Showing posts with label hebrew. Show all posts
Showing posts with label hebrew. Show all posts

Sunday, December 16, 2007

Interesting Loan Words

Two interesting I stumbled across while looking across my vocabulary lists today: the first was karaoke, which, of course, was familiar to me, while the second one was alcazar. As usual with me, the question "where the heck does karaoke come from?" popped into my mind. The short, sharp syllables left my suspecting Japanese, so I went online to see what I could dig up. Well, this is what I discovered:
カラオケ, which is split up into the two words カラ kara "empty" and オケ oke "orchestra." But that's not the end. Oke sounds suspiciously like orchestra, doesn't it? Hmmmm, well what do you know, Japanese actually borrowed orchestra from English and Japanized it into okesutora, then shortened that to oke and tacked on kara at the beginning (actually, if you've taken any Japanese martial arts, you should know that kara means empty: karate 空手 means "empty hand")! So what we end up having is English borrowing from Japanese, borrowing from English.

The second word, alcazar, struck me as distinctly Spanish. Because Spain was occupied by the Moors for about 750 years, Castilian borrowed many nouns from Arabic, a large majority of which began with al, corresponding to the definite pronoun ال al, akin to the Hebrew ה ha (for a list of noun borrowed from Arabic, click here; some examples are albacora, alcohol, alcoba, alfalfa, etc.).
But anyhow, back to the issue at hand. After removing the "al," and finding its definition in English to be "citadel, fort," I realized that just the previous day, I had learned in my "Teach Yourself Arabic" book (yes, ambitious, I know) that the word for castle was القصر al-qaṣr, (which, by the way, struck me as unusual, because what would be the related root קצר q.ṣ.r. in Hebrew actually means "to cut, shorten." Anyhow, I thought nothing of it until today.) which sounded pretty darned similar. So... yeah, I looked it up. Turns out it's not a Semitic root at all! Arabic actually borrowed it from the Latin castrum, meaning "fort." So we end up having a Romance language borrowing from Arabic, which in turn borrows from the mother of Romance tongues, good old Latin.

Thursday, December 13, 2007

Modern Hebrew in Yiddish

When Hebrew was revived by Eliezer ben-Yehuda at the end of the 19th century, he intended to recreate the biblical language that governed the lives of the Jews for thousands of years. He attempted to reject the shtetl lifestyle and start where ancient times had left off. However, the fact remains that his native language was Yiddish and this was the language he spoke for a significant portion of his life. As a result, much of the grammar, phonology, vocabulary, and idioms present in Modern Hebrew came from Yiddish.


Take, for example, the Hebrew לפרגן l'fargen: to celebrate in the success of others. Like many other super-modern verbs in Hebrew, this verb clearly does not have a 3-letter root like Ancient Hebrew verbs. Similar to להשתכנז l'hishtaknez, taken from the word אשכנזי Ashkenazi and meaning "to become Ashkenazi," this word was taken and forced into a Hebrew conjugation. In our case, לפרגן took the Yiddish verb פֿאַרגינען farginen and put it into בנין פיעל binyan pi'el, a common verb structure in Hebrew. Two more examples are להשפריץ l'hashpritz and להשװיץ l'hashvitz, which came from שפּריצן shpritsn and שװיצן shvitsn, respectively. And before you know it, it sounds like a natural Hebrew word. Amazing. I don't know if too many other languages exhibit this phenomenon of so easily assimilating and, yes, even conjugating words of foreign origin.

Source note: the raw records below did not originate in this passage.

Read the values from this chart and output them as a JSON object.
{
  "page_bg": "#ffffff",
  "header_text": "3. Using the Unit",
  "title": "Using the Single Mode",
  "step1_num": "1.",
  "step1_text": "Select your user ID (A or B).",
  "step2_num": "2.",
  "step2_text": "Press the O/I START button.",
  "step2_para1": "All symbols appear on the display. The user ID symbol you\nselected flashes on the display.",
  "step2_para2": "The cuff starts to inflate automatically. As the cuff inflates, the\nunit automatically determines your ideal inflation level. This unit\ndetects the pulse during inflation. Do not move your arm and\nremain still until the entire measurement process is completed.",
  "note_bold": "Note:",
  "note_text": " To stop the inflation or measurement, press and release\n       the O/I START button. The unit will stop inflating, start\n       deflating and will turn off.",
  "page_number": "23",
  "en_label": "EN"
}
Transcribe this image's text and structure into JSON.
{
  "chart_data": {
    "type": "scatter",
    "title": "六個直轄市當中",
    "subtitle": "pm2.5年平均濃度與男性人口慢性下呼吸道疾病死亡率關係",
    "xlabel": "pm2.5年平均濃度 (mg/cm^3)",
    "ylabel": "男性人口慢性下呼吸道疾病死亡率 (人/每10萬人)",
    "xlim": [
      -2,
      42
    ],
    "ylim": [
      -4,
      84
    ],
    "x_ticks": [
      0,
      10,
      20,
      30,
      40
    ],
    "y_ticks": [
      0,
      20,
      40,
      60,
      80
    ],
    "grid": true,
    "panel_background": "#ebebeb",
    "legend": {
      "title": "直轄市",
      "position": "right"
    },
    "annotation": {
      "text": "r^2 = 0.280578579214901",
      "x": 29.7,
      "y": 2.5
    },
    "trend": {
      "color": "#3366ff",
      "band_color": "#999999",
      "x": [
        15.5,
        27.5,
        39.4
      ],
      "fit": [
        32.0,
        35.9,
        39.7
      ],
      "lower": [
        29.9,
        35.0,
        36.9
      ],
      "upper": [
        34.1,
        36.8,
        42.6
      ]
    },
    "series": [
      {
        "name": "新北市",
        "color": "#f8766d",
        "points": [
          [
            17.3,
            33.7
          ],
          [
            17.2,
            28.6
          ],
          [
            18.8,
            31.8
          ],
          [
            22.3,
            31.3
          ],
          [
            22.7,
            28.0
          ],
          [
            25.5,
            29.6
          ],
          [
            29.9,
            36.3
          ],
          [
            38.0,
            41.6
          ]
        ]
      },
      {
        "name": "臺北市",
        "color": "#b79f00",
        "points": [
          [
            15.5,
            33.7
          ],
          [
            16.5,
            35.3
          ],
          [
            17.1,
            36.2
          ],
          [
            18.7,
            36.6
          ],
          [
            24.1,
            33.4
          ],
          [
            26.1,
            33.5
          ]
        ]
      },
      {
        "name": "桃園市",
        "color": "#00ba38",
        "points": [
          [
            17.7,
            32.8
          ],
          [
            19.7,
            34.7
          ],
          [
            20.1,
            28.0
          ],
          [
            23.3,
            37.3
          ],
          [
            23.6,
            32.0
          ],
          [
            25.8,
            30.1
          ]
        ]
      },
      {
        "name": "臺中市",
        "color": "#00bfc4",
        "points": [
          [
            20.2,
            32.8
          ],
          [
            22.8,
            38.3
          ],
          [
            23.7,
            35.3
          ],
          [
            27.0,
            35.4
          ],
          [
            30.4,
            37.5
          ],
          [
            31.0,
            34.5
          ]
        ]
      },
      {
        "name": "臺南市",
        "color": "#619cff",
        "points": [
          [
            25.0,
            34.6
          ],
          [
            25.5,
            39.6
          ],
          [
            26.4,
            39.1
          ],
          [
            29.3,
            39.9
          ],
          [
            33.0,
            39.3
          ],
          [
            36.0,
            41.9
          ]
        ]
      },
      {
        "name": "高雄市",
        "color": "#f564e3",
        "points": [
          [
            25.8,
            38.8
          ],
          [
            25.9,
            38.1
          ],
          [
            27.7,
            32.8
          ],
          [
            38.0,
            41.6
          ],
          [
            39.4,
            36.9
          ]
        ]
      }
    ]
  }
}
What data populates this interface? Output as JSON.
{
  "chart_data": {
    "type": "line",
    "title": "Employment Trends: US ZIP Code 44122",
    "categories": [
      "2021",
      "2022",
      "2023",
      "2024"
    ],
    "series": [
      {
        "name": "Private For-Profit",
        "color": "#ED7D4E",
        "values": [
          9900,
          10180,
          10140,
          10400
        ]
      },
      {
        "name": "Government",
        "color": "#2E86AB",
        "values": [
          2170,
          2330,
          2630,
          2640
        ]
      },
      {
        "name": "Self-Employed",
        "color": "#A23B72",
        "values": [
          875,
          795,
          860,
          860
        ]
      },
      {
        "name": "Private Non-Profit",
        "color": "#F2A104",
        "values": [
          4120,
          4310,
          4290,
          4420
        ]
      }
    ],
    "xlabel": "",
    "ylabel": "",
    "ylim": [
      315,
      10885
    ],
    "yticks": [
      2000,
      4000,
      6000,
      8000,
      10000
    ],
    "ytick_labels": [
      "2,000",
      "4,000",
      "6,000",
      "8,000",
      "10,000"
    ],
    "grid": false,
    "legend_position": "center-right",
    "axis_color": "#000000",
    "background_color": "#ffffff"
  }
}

And how about this: שם קבור הכלב sham kavur hakelev, literally meaning "that's where the dog is buried," but carrying the idiomatic meaning of "that's where the problem is." This, too, was, consciously or otherwise, brought into Hebrew through native Yiddish-speakers and ultimately became accepted as a natural Hebrew idiom. In Yiddish, it is דאָ ליגט דער הונט באַגראָבן do ligt der hunt bagrobn. Actually, the classic Yiddish translation of Hamlet's famous "to-be-or-not-to-be" soliloquy starts with the lines זײַן אָדער נישט זײַן? דאָ ליגט דער הונט באַגראָבן zayn oder nisht zayn? Do ligt der hunt bagrobn.